Il videogioco è, per sua natura, un luogo del caos. Tolte le conseguenze, reali, delle azioni, il giocatore si sente libero di fare ciò che più desidera, ciò che gli è più vantaggioso, e il videogioco si è mosso, negli anni, per garantire ai giocatori questa libertà. Non è un caso che, attualmente, i generi dominanti del mercato dei videogiochi siano i giochi d’azione open-world, i giochi di ruolo open-world, i sandbox open-world… i giochi, insomma, che promettono alle persone una libertà evidentemente assente nella vita di tutti i giorni e ricercata nelle vite virtuali. “Black Desert Online”, per esempio, non ha timore di sembrare (ed essere) enorme, complicato e ricchissimo: è quello che i suoi giocatori stanno cercando.

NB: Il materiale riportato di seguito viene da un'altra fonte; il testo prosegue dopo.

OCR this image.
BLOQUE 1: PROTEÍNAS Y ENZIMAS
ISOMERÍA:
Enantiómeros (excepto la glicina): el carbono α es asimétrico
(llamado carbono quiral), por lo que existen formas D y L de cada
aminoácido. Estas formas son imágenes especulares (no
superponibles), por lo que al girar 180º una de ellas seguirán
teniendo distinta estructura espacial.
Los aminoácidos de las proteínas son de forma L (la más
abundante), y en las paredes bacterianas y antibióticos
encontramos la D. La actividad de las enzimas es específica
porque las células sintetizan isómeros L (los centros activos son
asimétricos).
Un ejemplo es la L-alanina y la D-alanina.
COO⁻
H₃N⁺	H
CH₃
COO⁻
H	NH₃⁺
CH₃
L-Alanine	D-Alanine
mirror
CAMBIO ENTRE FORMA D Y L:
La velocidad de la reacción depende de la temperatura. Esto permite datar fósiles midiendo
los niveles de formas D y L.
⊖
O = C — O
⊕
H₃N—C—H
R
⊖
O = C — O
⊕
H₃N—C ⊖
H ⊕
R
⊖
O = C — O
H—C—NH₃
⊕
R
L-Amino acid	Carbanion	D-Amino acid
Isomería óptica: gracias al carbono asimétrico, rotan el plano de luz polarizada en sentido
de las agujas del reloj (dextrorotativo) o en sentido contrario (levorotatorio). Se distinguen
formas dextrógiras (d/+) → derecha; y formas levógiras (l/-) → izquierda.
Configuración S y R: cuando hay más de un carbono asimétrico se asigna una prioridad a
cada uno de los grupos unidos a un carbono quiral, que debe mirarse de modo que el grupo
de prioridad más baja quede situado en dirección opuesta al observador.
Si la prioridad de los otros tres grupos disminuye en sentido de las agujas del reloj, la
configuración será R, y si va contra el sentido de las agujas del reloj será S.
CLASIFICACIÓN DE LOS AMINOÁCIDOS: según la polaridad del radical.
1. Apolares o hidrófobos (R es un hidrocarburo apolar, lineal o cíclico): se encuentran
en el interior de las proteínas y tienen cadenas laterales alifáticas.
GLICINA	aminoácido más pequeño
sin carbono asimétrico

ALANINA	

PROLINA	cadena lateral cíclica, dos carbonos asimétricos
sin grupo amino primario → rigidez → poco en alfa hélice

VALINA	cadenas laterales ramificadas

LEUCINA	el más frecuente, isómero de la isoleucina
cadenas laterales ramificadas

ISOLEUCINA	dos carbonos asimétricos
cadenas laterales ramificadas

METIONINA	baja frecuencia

Ieri notte ho fatto le cinque e mezzo di mattina insieme ad altri giocatori della mia Gilda semplicemente perché siamo andati tutti insieme a pesca in alto mare sulla zattera di un nostro compagno.

La fila di “Tom Clancy’s The Division” nega tutto questo. Il mondo del videogioco smette di essere il mondo della libertà, del caos, della possibilità. L’ordine diventa necessario, e lo diventa perché gli altri esistono, perché cozzo con loro, li tocco, perché non sono solo. E allora l’ordine diventa, come nel mondo reale, semplicemente l’unico modo di gestire la comunità, anche nel caos e nella tragedia. Diventa conveniente. Ubisoft ha corretto anche questo problema, togliendo la necessità di usare quel laptop per andare avanti nel gioco e rendendo quindi inutile la fila per raggiungerlo. I videogiochi non sono come la realtà: i videogiochi devono filare lisci, veloci, senza file, attese e spigoli, senza tutto quello che nella vita può far male, come il contatto con gli altri, il dover accettare la loro presenza e i limiti che essa mi impone.